Anyway, I wanted to use this post to talk about the differences between the outline and the draft of chapter one of The Ruthless Dead. It helps if you’ve read them both (and I want you to read the draft, because I think it’s kick-ass cool and hope you feel the same), but it’s not necessary as I’m going to spell out the differences here to be thorough, because I’m kind of OCD like that.
The outline is just a list of facts, spelling out what happens, in roughly chronological order, with other stuff thrown in that I need (like the notes about Yehennu, or clear tattoo ink). There’s no dialog, no urgency, no style to the writing — it’s just there.
The draft is obviously the start of a story. There’s tension, character insights, details about the environment and the world John inhabits.
But those are the obvious differences when going from outline to draft. I also don’t hold myself rigidly to the outline. I have to be adaptable and flexible to go with the flow if the momentum of the story (and yes, stories do have a momentum of their own) heads off on a tangent, or different direction than where I thought it was going.

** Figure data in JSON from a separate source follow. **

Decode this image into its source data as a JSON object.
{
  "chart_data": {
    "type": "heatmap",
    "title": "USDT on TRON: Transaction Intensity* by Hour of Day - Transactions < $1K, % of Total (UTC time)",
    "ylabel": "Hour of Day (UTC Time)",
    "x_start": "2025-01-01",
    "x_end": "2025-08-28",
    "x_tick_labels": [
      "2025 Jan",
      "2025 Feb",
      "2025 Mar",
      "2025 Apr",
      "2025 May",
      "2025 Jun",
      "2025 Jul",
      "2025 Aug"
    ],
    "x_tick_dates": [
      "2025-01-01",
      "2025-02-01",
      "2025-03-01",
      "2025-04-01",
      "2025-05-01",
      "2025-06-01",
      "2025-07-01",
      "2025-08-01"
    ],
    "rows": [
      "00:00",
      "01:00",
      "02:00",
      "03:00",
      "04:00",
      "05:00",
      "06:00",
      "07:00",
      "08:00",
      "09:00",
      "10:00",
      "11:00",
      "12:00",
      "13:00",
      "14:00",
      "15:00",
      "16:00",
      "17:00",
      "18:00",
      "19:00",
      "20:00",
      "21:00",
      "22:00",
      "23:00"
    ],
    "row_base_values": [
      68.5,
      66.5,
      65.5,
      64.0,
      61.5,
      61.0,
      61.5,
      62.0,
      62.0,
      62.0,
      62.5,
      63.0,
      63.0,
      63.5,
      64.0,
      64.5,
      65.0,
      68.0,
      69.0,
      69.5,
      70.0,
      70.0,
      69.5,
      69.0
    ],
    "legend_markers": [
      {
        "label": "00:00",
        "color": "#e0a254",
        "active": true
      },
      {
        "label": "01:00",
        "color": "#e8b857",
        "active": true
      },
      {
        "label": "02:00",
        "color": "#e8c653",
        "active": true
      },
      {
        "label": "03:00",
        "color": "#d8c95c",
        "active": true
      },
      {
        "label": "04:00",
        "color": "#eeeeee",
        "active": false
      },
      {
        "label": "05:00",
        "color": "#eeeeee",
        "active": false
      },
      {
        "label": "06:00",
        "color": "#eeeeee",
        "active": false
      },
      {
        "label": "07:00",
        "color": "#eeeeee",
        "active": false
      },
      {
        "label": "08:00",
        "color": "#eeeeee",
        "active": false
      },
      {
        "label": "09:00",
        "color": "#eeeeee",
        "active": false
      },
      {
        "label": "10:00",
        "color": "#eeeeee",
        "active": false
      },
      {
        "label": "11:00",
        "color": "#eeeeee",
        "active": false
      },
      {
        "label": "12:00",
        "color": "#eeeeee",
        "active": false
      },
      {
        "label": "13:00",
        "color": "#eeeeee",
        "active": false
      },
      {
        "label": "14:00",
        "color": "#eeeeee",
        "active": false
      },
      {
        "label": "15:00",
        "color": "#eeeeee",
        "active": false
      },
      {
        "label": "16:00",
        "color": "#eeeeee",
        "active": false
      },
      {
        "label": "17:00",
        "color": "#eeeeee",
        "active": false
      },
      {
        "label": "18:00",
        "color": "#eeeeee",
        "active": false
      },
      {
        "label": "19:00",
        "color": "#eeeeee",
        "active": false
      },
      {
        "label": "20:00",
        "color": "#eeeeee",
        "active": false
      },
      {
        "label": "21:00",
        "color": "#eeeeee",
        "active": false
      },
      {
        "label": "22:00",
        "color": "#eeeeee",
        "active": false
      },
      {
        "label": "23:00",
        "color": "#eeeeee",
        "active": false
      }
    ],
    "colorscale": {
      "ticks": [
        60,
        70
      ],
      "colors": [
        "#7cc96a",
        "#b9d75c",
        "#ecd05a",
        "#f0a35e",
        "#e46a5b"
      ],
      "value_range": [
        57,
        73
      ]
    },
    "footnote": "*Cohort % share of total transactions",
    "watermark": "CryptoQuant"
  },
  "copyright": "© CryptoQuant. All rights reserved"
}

So what else is different?
For one, there’s a discussion with the governor mentioned in the outline that never occurs in the draft. There just didn’t seem to be a need for it when I got to writing, and trying to shoehorn in a character who would never been seen again wasn’t a good idea, so it got jettisoned.
Lavernius Jackson, the ICE agent who first takes on the demon, gets fleshed out. In the outline, I don’t think I had ever planned for us to “see” the character of the agent who almost got possessed. He was going to be mentioned, but not on stage. But as I was writing, I realized that to increase the stakes — to make the danger seem more real to John — we had to hear in more detail what happened to the first guy who battled the demon. Hence the need for Lavernius to have a name, physical description, a slight bit of background, and some dialog.
The other change you’ll notice is that the chapter doesn’t end in the draft where it does in the outline. That happens with me a lot. What seems like a good place for a chapter break in the outline doesn’t work at all when I get down to writing. As I said, I have to follow the momentum of the story.
I’ve written up to chapter eleven in the outline, but in the draft I’m on chapter seventeen, so you see what I mean when I say this happens a lot. Chapter breaks are hard to figure out in advance, so they’re usually the change I make most often.
The details are the fun part to write when I get to the draft. I get to fill in all the blanks — how people look, where they live, how magic and demons function in this world, snappy dialog. That, to me, is where the real joy is, and getting lots of the plot mechanics worked out ahead of time allows me to really focus on those things as I write.
As I said, this works for me, but for other writers this method is a step below DEATH. They would hate to know so much detail in advance. But that’s why we’re all different, and have different stories to tell.